Ich haderte also damit, wie zu sprechen sei von KI in der Praxis, von meldepflichtigen Wahnvorstellungen, von Kapital und Ausgrenzung, da erzählte Vivi mir von den Ostraka. Ostraka sind Tonscherben, die einmal als Notiz- oder Stimmzettel dienten. In ägyptischen Grabungsstätten etwa findet man das Krickelkrakel des Schülers und darüber, meisterlich, die Zeichnung des Lehrers. So wurden Hieroglyphen geübt, Bilder also, die auf Worte verweisen: das Gegenteil des Prompts.
Das Ostrakon lebt weiter im englischen Wort «ostracise»: ächten, verbannen, verfemen. Wollte man jemanden loswerden, so ritzte man seinen Namen auf eine Scherbe. Stimmte die Mehrheit gegen ihn, so musste er die Stadt verlassen. Der Fluch auf seinen Namen wurde besiegelt, indem das Stimmvolk sich nach erfolgtem Stuhl- und Wahlgang mit der Scherbe den Arsch sauber kratzte. Schmutz auf deinen Namen und dein Haus. Moment mal – wem gehört das eigentlich, wenn du nicht mehr da bist? Kann ich das vielleicht haben? Peter Thiels Lehrer René Girard schreibt, jede Gesellschaft brauche Sündenböcke. Zur Reinigung: sauber, blitzblank, wieder funktionabel.
Demokratie, zurück zu den Ursprüngen, zur Sklavenhaltergesellschaft, als wäre sie je weg gewesen.
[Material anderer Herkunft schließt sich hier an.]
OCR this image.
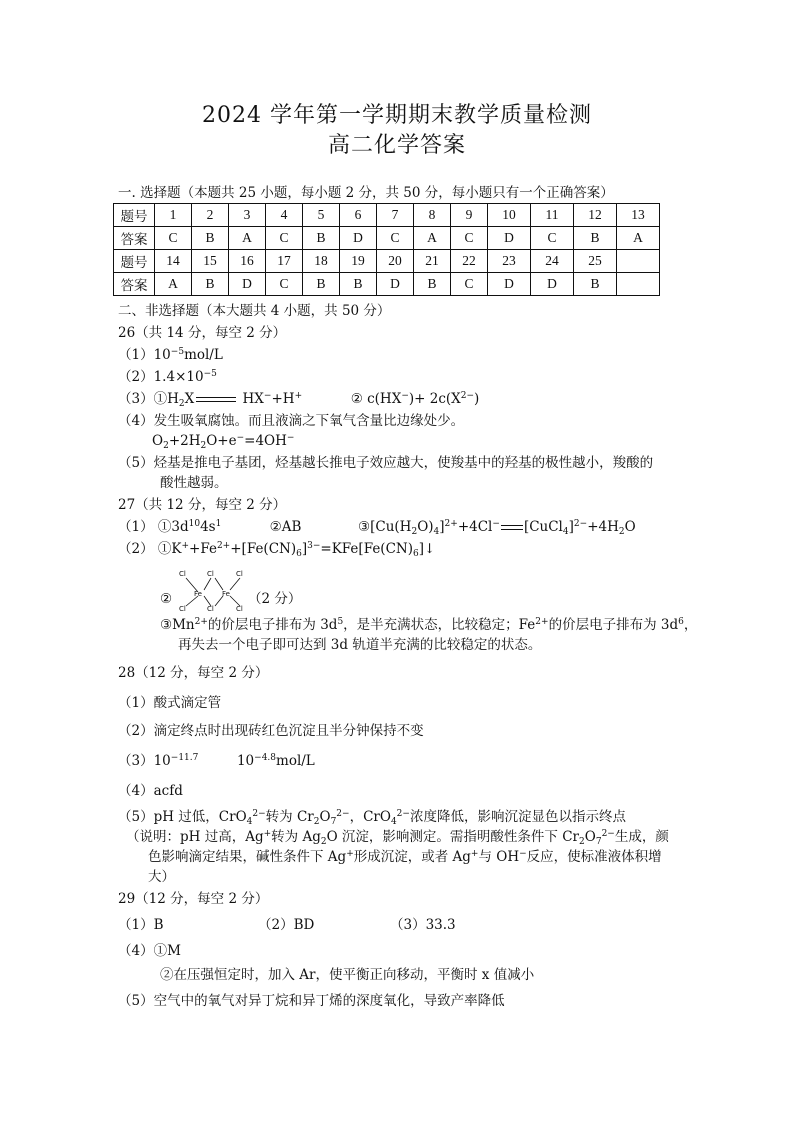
2024 学年第一学期期末教学质量检测
高二化学答案
一. 选择题（本题共 25 小题，每小题 2 分，共 50 分，每小题只有一个正确答案）
题号	1	2	3	4	5	6	7	8	9	10	11	12	13
答案	C	B	A	C	B	D	C	A	C	D	C	B	A
题号	14	15	16	17	18	19	20	21	22	23	24	25	
答案	A	B	D	C	B	B	D	B	C	D	D	B	
二、非选择题（本大题共 4 小题，共 50 分）
26（共 14 分，每空 2 分）
$(1)10^{-5}mol/L$
$(2)1.4\times 10^{-5}$
$(3)①H_2X$	HX−+H+	② $c(HX^-)+ 2c(X^{2-})$
（4）发生吸氧腐蚀。而且液滴之下氧气含量比边缘处少。
$O_2+2H_2O+e^-=4OH^-$
（5）烃基是推电子基团，烃基越长推电子效应越大，使羧基中的羟基的极性越小，羧酸的
酸性越弱。
27（共 12 分，每空 2 分）
（1） $①3d^{10}4s^1$	②AB	$③[Cu(H_2O)_4]^{2+}+4Cl^-$ $[CuCl_4]^{2-}+4H_2O$
（2） $①K^++Fe^{2+}+[Fe(CN)_6]^{3-}=KFe[Fe(CN)_6]↓$
②
Cl	Cl	Cl
Fe	Fe
Cl	Cl	Cl
（2 分）
$③Mn^{2+}$的价层电子排布为 $3d^5$，是半充满状态，比较稳定；$Fe^{2+}$的价层电子排布为 $3d^6$，
再失去一个电子即可达到 3d 轨道半充满的比较稳定的状态。
28（12 分，每空 2 分）
（1）酸式滴定管
（2）滴定终点时出现砖红色沉淀且半分钟保持不变
$(3)10^{-11.7}$	$10^{-4.8}mol/L$
（4）acfd
（5）pH 过低，CrO$_4^{2-}$转为 $Cr_2O_7^{2-}$，CrO$_4^{2-}$浓度降低，影响沉淀显色以指示终点
（说明：pH 过高，Ag+转为 $Ag_2O$ 沉淀，影响测定。需指明酸性条件下 $Cr_2O_7^{2-}$生成，颜
色影响滴定结果，碱性条件下 Ag+形成沉淀，或者 Ag+与 OH−反应，使标准液体积增
大）
29（12 分，每空 2 分）
（1）B	（2）BD	（3）33.3
（4）①M
②在压强恒定时，加入 Ar，使平衡正向移动，平衡时 x 值减小
（5）空气中的氧气对异丁烷和异丁烯的深度氧化，导致产率降低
Die rechtlosen Frauen der Causa Epstein ähneln uns ja. Sie kommen vom Rand der westlichen Welt, aus der Peripherie des Weissseins – das arme Amerika, der Ostblock. Wenn ihr Tod scheissegal ist, warum nicht auch meiner? Wer Teil des Demos ist, stand immer zur Diskussion. Ob Leibniz’ beste aller Welten, Girards Sündenbock oder Curtis Yarvins Gramsci-Pastiche – immer heisst es, es sei gut so, wie es ist, schlecht nämlich, dafür ausweglos. There is no alternative, TINA, wie die zur Wählerin gewordene Diva, deren Leben das Gegenteil beweist.
Das Ostrakon lebt weiter auf dem Monte Testaccio in Rom, der eine Müllkippe ist oder ein künftiges Wahllokal, Scherbenhügel, Amphoren und Lose und Schulaufgaben, dasselbe Wort, derselbe Gott, immer und immer wieder, Wiederholung als Tat gewordene Liebe zur Sache. Neu ausholen, wieder machen, wieder neu taufen, was gestern schon da war: Wunder aus Müll, Glass Beaches, Abraumhalden.
Auch wenn die Datencenter nicht den Kathedralen der Schwerindustrie ähneln, so haben sie doch, was Albert Speer in perverser Weitsicht Ruinenwert nannte. Ein zweites Leben, das über ihre kurze erste Existenz hinausweist. Tore, die sich ohne Stechuhr öffnen: jeden Freitag, ausserhalb der Stadt. Da, wo angeblich nichts mehr ist, da sehen wir uns. In einem aufgelassenen Haus. ●
Enis Maci ist Autorin und lebt in Berlin.